Górniak (2006), Chmiel (2009) and Zielinski et al. (2011) used name “humoeutrophic lake” for few atypical humic lakes from Poland. In Estonia, Sweden and Finland, lakes called dystrophic (humic), semidystrophic and dyseutrophic were recognized on the basis of water transparency (Arst & Reinart, 2009). Klavins et al. (2003) recognized, among Latvian lakes, dystrophic and dyseutrophic water bodies. The latter were characterized by higher pH values. Among Norwegian humic lakes moderately humic water bodies, with total organic carbon (TOC) up to 15 mg/l, were recognized (Brakke et al., 1987). According to Williamson et al. (1999), these atypical humic lakes should be named “mixotrophic lakes,” which suggests their position on the border between dystrophy and eutrophy (Nürnberg & Show, 1998). These conclusions correspond with the findings of Gąbka & Owsianny (2006) and the “Interpretation Manual of European Union Habitats” (Anonymous, 2007), in which humic lakes are described as having a water pH of less than 6.

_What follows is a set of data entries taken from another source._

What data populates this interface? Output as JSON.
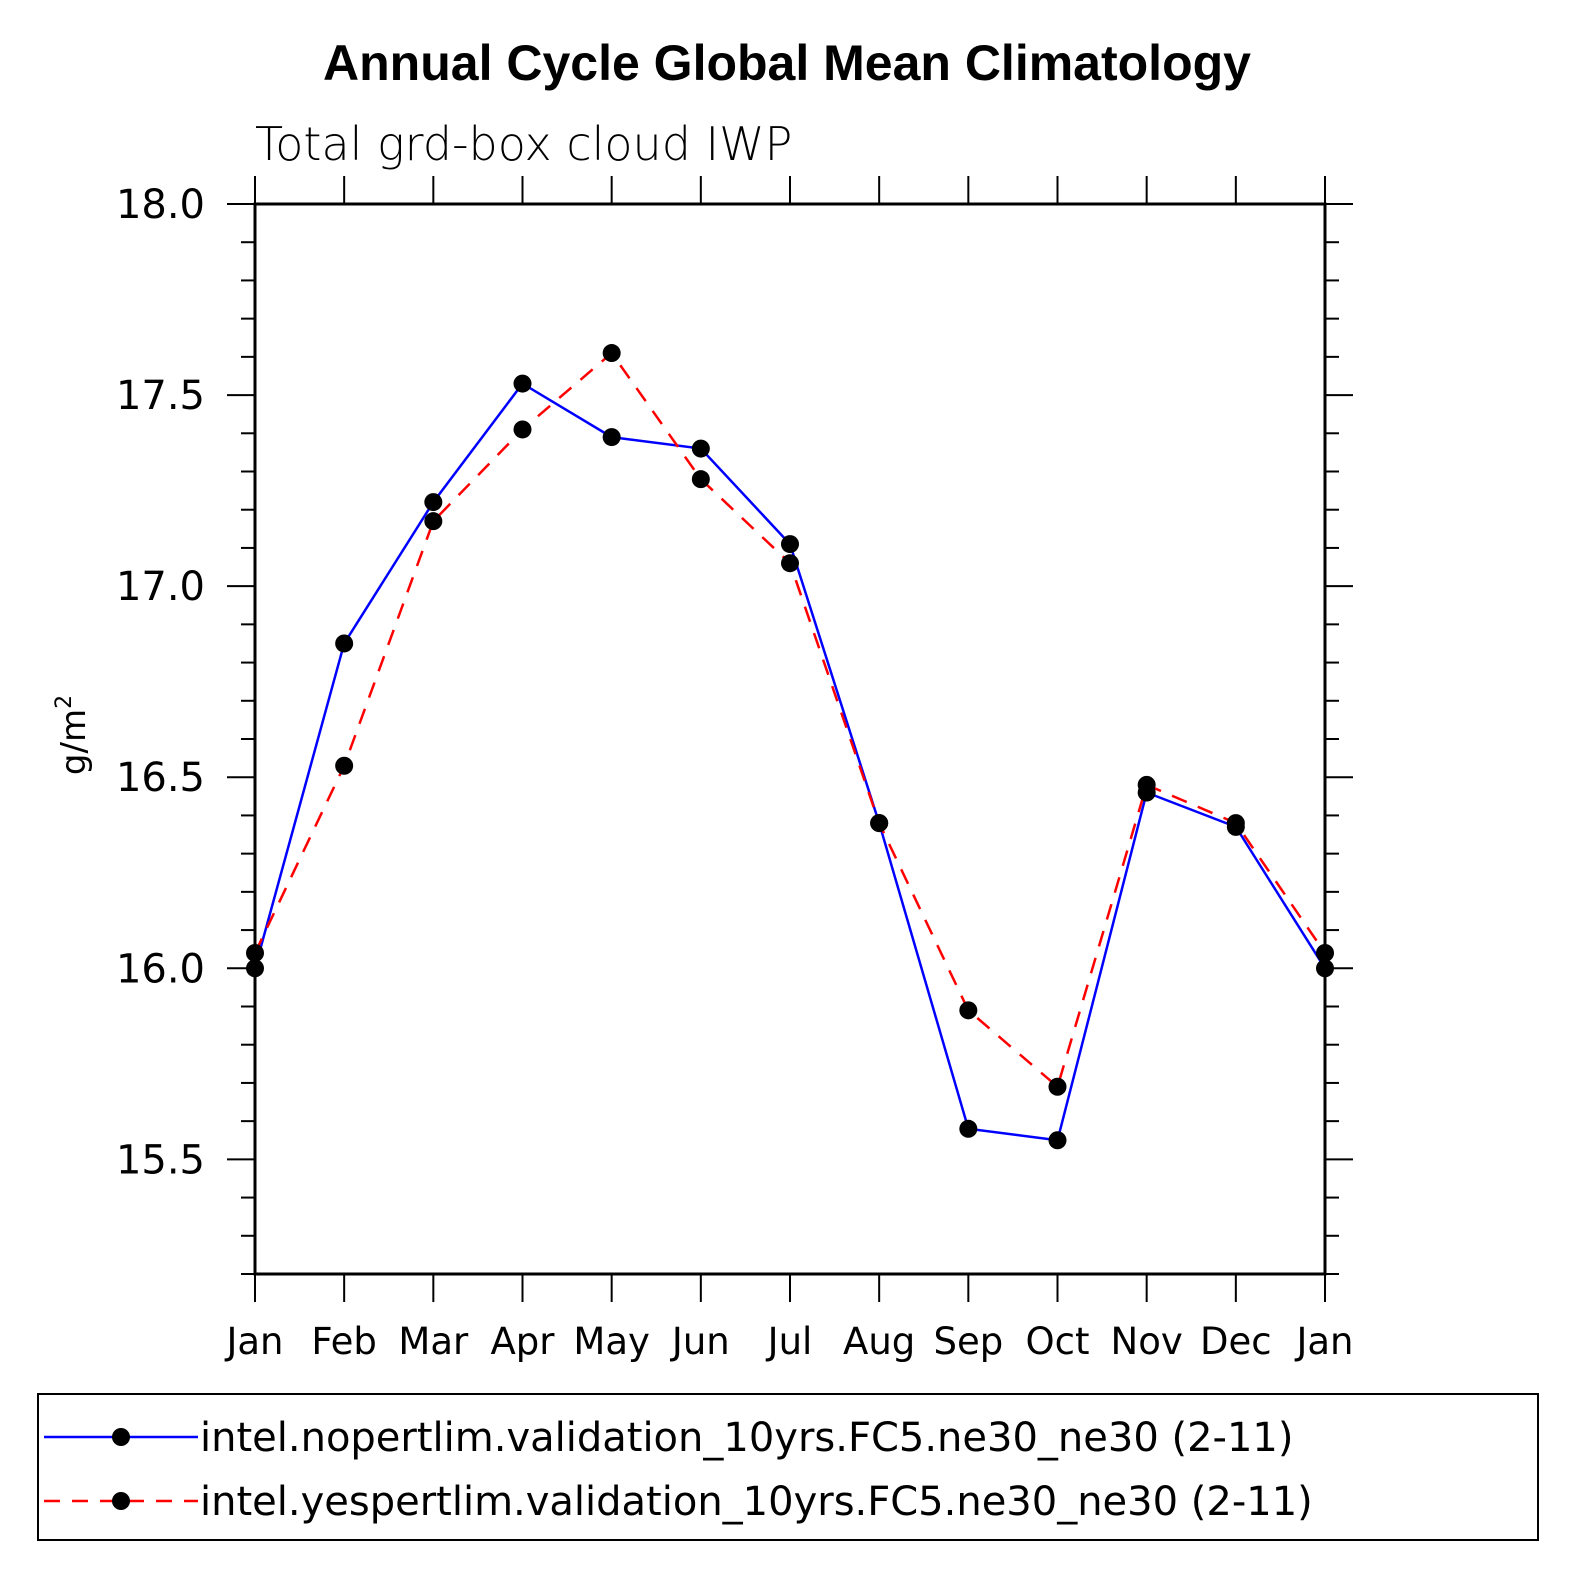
{
  "chart_data": {
    "type": "line",
    "title": "Annual Cycle Global Mean Climatology",
    "subtitle": "Total grd-box cloud IWP",
    "xlabel": "",
    "ylabel": "g/m",
    "ylabel_superscript": "2",
    "categories": [
      "Jan",
      "Feb",
      "Mar",
      "Apr",
      "May",
      "Jun",
      "Jul",
      "Aug",
      "Sep",
      "Oct",
      "Nov",
      "Dec",
      "Jan"
    ],
    "ylim": [
      15.2,
      18.0
    ],
    "yticks": [
      15.5,
      16.0,
      16.5,
      17.0,
      17.5,
      18.0
    ],
    "ytick_labels": [
      "15.5",
      "16.0",
      "16.5",
      "17.0",
      "17.5",
      "18.0"
    ],
    "y_minor_step": 0.1,
    "grid": false,
    "legend_position": "bottom",
    "series": [
      {
        "name": "intel.nopertlim.validation_10yrs.FC5.ne30_ne30 (2-11)",
        "color": "#0000ff",
        "dash": "solid",
        "values": [
          16.0,
          16.85,
          17.22,
          17.53,
          17.39,
          17.36,
          17.11,
          16.38,
          15.58,
          15.55,
          16.46,
          16.37,
          16.0
        ]
      },
      {
        "name": "intel.yespertlim.validation_10yrs.FC5.ne30_ne30 (2-11)",
        "color": "#ff0000",
        "dash": "dashed",
        "values": [
          16.04,
          16.53,
          17.17,
          17.41,
          17.61,
          17.28,
          17.06,
          16.38,
          15.89,
          15.69,
          16.48,
          16.38,
          16.04
        ]
      }
    ]
  }
}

It is clear that the occurrence of lakes of uncertain humic status is a result of intermediate values of environmental factors. We propose classifying lakes with floating mire, a water pH approximately neutral, with low concentrations of mineral matter (low-EC values) and reedswamp in the marginal parts of floating mats (but without Chara communities or isoetids) as special forms of the natural dystrophic lakes and ponds habitat, which is protected in the EU by the Water Habitat Directive (Anonymous, 2007).